Am new to the forum and just want to say how informative a lot of the threads are. Am enjoying the level of detail that is involved.

Am in the middle of researching different machines and grinders so would welcome any good offers anyone comes across. Modest budget but would be open to suggestions.

Thanks


----------



## GCGlasgow (Jul 27, 2014)

Hi Niall some good deals in the for sale thread on here, have you narrowed your machine/budget down to anything specific? as you'll read on here don't skimp on a grinder.


----------



## Niall (Jul 2, 2016)

Ive mentioned in other threads; am open to both a lever machine and a semiautomatic machine. Have been looking at an Elektra Micro Casa, lever and semiauto versions. Also looking at Expobar/ECM machines. I did notice you have an Expobar for sale! Am still deliberating and trying to figure out what is best. Budget is around the £1000 mark for machine and grinder, but if there was a good deal would maybe go above.

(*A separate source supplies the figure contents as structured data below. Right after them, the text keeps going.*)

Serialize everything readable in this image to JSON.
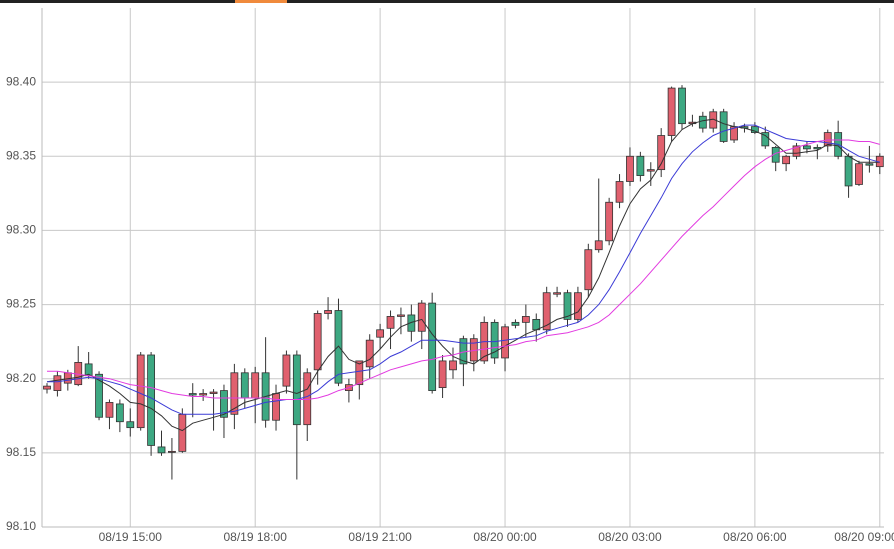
{
  "chart_data": {
    "type": "candlestick",
    "categories": [
      null,
      null,
      null,
      null,
      null,
      null,
      null,
      null,
      "08/19 15:00",
      null,
      null,
      null,
      null,
      null,
      null,
      null,
      null,
      null,
      null,
      null,
      "08/19 18:00",
      null,
      null,
      null,
      null,
      null,
      null,
      null,
      null,
      null,
      null,
      null,
      "08/19 21:00",
      null,
      null,
      null,
      null,
      null,
      null,
      null,
      null,
      null,
      null,
      null,
      "08/20 00:00",
      null,
      null,
      null,
      null,
      null,
      null,
      null,
      null,
      null,
      null,
      null,
      "08/20 03:00",
      null,
      null,
      null,
      null,
      null,
      null,
      null,
      null,
      null,
      null,
      null,
      "08/20 06:00",
      null,
      null,
      null,
      null,
      null,
      null,
      null,
      null,
      null,
      null,
      null,
      "08/20 09:00"
    ],
    "open": [
      98.193,
      98.192,
      98.197,
      98.196,
      98.21,
      98.203,
      98.174,
      98.183,
      98.171,
      98.167,
      98.216,
      98.154,
      98.151,
      98.151,
      98.19,
      98.189,
      98.19,
      98.192,
      98.176,
      98.204,
      98.187,
      98.204,
      98.172,
      98.195,
      98.216,
      98.169,
      98.206,
      98.244,
      98.246,
      98.192,
      98.196,
      98.208,
      98.228,
      98.234,
      98.242,
      98.243,
      98.232,
      98.251,
      98.194,
      98.206,
      98.227,
      98.212,
      98.212,
      98.238,
      98.214,
      98.238,
      98.238,
      98.24,
      98.233,
      98.257,
      98.258,
      98.24,
      98.26,
      98.287,
      98.293,
      98.319,
      98.333,
      98.35,
      98.34,
      98.341,
      98.364,
      98.396,
      98.372,
      98.377,
      98.369,
      98.38,
      98.361,
      98.37,
      98.37,
      98.366,
      98.356,
      98.345,
      98.35,
      98.357,
      98.356,
      98.357,
      98.366,
      98.35,
      98.331,
      98.345,
      98.343
    ],
    "high": [
      98.197,
      98.205,
      98.206,
      98.222,
      98.218,
      98.205,
      98.186,
      98.186,
      98.18,
      98.218,
      98.218,
      98.165,
      98.16,
      98.18,
      98.197,
      98.193,
      98.193,
      98.196,
      98.21,
      98.207,
      98.208,
      98.228,
      98.196,
      98.219,
      98.219,
      98.207,
      98.246,
      98.255,
      98.254,
      98.2,
      98.212,
      98.23,
      98.237,
      98.246,
      98.248,
      98.25,
      98.253,
      98.258,
      98.216,
      98.221,
      98.229,
      98.23,
      98.242,
      98.24,
      98.237,
      98.24,
      98.25,
      98.244,
      98.262,
      98.262,
      98.26,
      98.262,
      98.291,
      98.335,
      98.322,
      98.338,
      98.356,
      98.353,
      98.346,
      98.369,
      98.397,
      98.398,
      98.378,
      98.38,
      98.382,
      98.382,
      98.373,
      98.372,
      98.373,
      98.37,
      98.357,
      98.351,
      98.359,
      98.36,
      98.358,
      98.368,
      98.374,
      98.352,
      98.347,
      98.357,
      98.352
    ],
    "low": [
      98.19,
      98.188,
      98.192,
      98.195,
      98.2,
      98.172,
      98.166,
      98.164,
      98.161,
      98.165,
      98.148,
      98.148,
      98.132,
      98.15,
      98.174,
      98.185,
      98.165,
      98.16,
      98.166,
      98.18,
      98.17,
      98.167,
      98.165,
      98.19,
      98.132,
      98.158,
      98.196,
      98.24,
      98.195,
      98.184,
      98.186,
      98.2,
      98.22,
      98.22,
      98.23,
      98.225,
      98.22,
      98.19,
      98.187,
      98.2,
      98.195,
      98.205,
      98.21,
      98.21,
      98.205,
      98.234,
      98.228,
      98.225,
      98.23,
      98.255,
      98.235,
      98.238,
      98.255,
      98.285,
      98.29,
      98.315,
      98.33,
      98.333,
      98.33,
      98.336,
      98.36,
      98.368,
      98.37,
      98.366,
      98.366,
      98.359,
      98.359,
      98.366,
      98.365,
      98.355,
      98.34,
      98.34,
      98.348,
      98.352,
      98.348,
      98.353,
      98.348,
      98.322,
      98.33,
      98.339,
      98.338
    ],
    "close": [
      98.195,
      98.202,
      98.204,
      98.211,
      98.202,
      98.174,
      98.184,
      98.171,
      98.167,
      98.216,
      98.155,
      98.15,
      98.151,
      98.176,
      98.189,
      98.19,
      98.191,
      98.174,
      98.204,
      98.187,
      98.204,
      98.172,
      98.19,
      98.216,
      98.169,
      98.204,
      98.244,
      98.246,
      98.197,
      98.196,
      98.212,
      98.226,
      98.233,
      98.242,
      98.243,
      98.232,
      98.251,
      98.192,
      98.212,
      98.212,
      98.21,
      98.227,
      98.238,
      98.214,
      98.235,
      98.236,
      98.242,
      98.233,
      98.258,
      98.258,
      98.24,
      98.258,
      98.287,
      98.293,
      98.319,
      98.333,
      98.35,
      98.337,
      98.341,
      98.364,
      98.396,
      98.372,
      98.373,
      98.369,
      98.38,
      98.36,
      98.37,
      98.369,
      98.366,
      98.357,
      98.346,
      98.35,
      98.357,
      98.355,
      98.355,
      98.366,
      98.35,
      98.33,
      98.345,
      98.344,
      98.35
    ],
    "up_color": "#e0606e",
    "down_color": "#3da882",
    "series": [
      {
        "color": "#333333",
        "values": [
          98.198,
          98.199,
          98.2,
          98.201,
          98.203,
          98.199,
          98.195,
          98.19,
          98.184,
          98.183,
          98.18,
          98.175,
          98.168,
          98.165,
          98.17,
          98.172,
          98.174,
          98.176,
          98.18,
          98.184,
          98.186,
          98.188,
          98.19,
          98.192,
          98.19,
          98.193,
          98.205,
          98.215,
          98.222,
          98.213,
          98.21,
          98.213,
          98.22,
          98.228,
          98.235,
          98.238,
          98.24,
          98.23,
          98.222,
          98.215,
          98.212,
          98.21,
          98.215,
          98.218,
          98.222,
          98.226,
          98.23,
          98.233,
          98.236,
          98.24,
          98.242,
          98.245,
          98.255,
          98.268,
          98.285,
          98.303,
          98.318,
          98.328,
          98.334,
          98.345,
          98.36,
          98.368,
          98.372,
          98.374,
          98.375,
          98.372,
          98.37,
          98.369,
          98.367,
          98.364,
          98.358,
          98.352,
          98.352,
          98.353,
          98.354,
          98.358,
          98.357,
          98.35,
          98.346,
          98.346,
          98.346
        ]
      },
      {
        "color": "#3b3bd6",
        "values": [
          98.198,
          98.198,
          98.199,
          98.2,
          98.201,
          98.2,
          98.198,
          98.196,
          98.193,
          98.19,
          98.187,
          98.183,
          98.179,
          98.176,
          98.176,
          98.176,
          98.176,
          98.177,
          98.178,
          98.18,
          98.182,
          98.184,
          98.185,
          98.186,
          98.186,
          98.188,
          98.192,
          98.198,
          98.203,
          98.204,
          98.205,
          98.206,
          98.21,
          98.215,
          98.218,
          98.222,
          98.226,
          98.226,
          98.226,
          98.225,
          98.224,
          98.224,
          98.225,
          98.225,
          98.226,
          98.227,
          98.228,
          98.229,
          98.232,
          98.234,
          98.236,
          98.238,
          98.243,
          98.25,
          98.26,
          98.272,
          98.285,
          98.298,
          98.31,
          98.322,
          98.335,
          98.345,
          98.353,
          98.359,
          98.364,
          98.367,
          98.369,
          98.371,
          98.371,
          98.368,
          98.365,
          98.362,
          98.361,
          98.36,
          98.36,
          98.359,
          98.358,
          98.354,
          98.35,
          98.348,
          98.346
        ]
      },
      {
        "color": "#e23be0",
        "values": [
          98.205,
          98.205,
          98.204,
          98.203,
          98.202,
          98.201,
          98.2,
          98.198,
          98.196,
          98.195,
          98.194,
          98.192,
          98.19,
          98.189,
          98.188,
          98.188,
          98.187,
          98.187,
          98.187,
          98.187,
          98.187,
          98.187,
          98.186,
          98.186,
          98.186,
          98.186,
          98.187,
          98.189,
          98.192,
          98.194,
          98.197,
          98.2,
          98.203,
          98.206,
          98.208,
          98.21,
          98.212,
          98.213,
          98.215,
          98.216,
          98.218,
          98.219,
          98.22,
          98.221,
          98.222,
          98.223,
          98.225,
          98.226,
          98.229,
          98.23,
          98.231,
          98.233,
          98.235,
          98.238,
          98.243,
          98.25,
          98.257,
          98.264,
          98.272,
          98.28,
          98.288,
          98.296,
          98.303,
          98.31,
          98.316,
          98.323,
          98.33,
          98.337,
          98.343,
          98.348,
          98.352,
          98.354,
          98.356,
          98.358,
          98.36,
          98.361,
          98.361,
          98.361,
          98.36,
          98.36,
          98.358
        ]
      }
    ],
    "ylim": [
      98.1,
      98.45
    ],
    "yticks": [
      {
        "value": 98.1,
        "label": "98.10"
      },
      98.15,
      {
        "value": 98.2,
        "label": "98.20"
      },
      98.25,
      {
        "value": 98.3,
        "label": "98.30"
      },
      98.35,
      {
        "value": 98.4,
        "label": "98.40"
      }
    ],
    "grid": true
  }
}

In researching machines ive come to realise the importance of grinders. So thanks for reinforcing that!


----------



## GCGlasgow (Jul 27, 2014)

I also have a super jolly I would sell, I would do the Expobar and jolly for £1000 delivered.


----------



## Niall (Jul 2, 2016)

OK, I'll have a think. Thanks


----------



## Niall (Jul 2, 2016)

Sorry, have you got grinder listed on here?


----------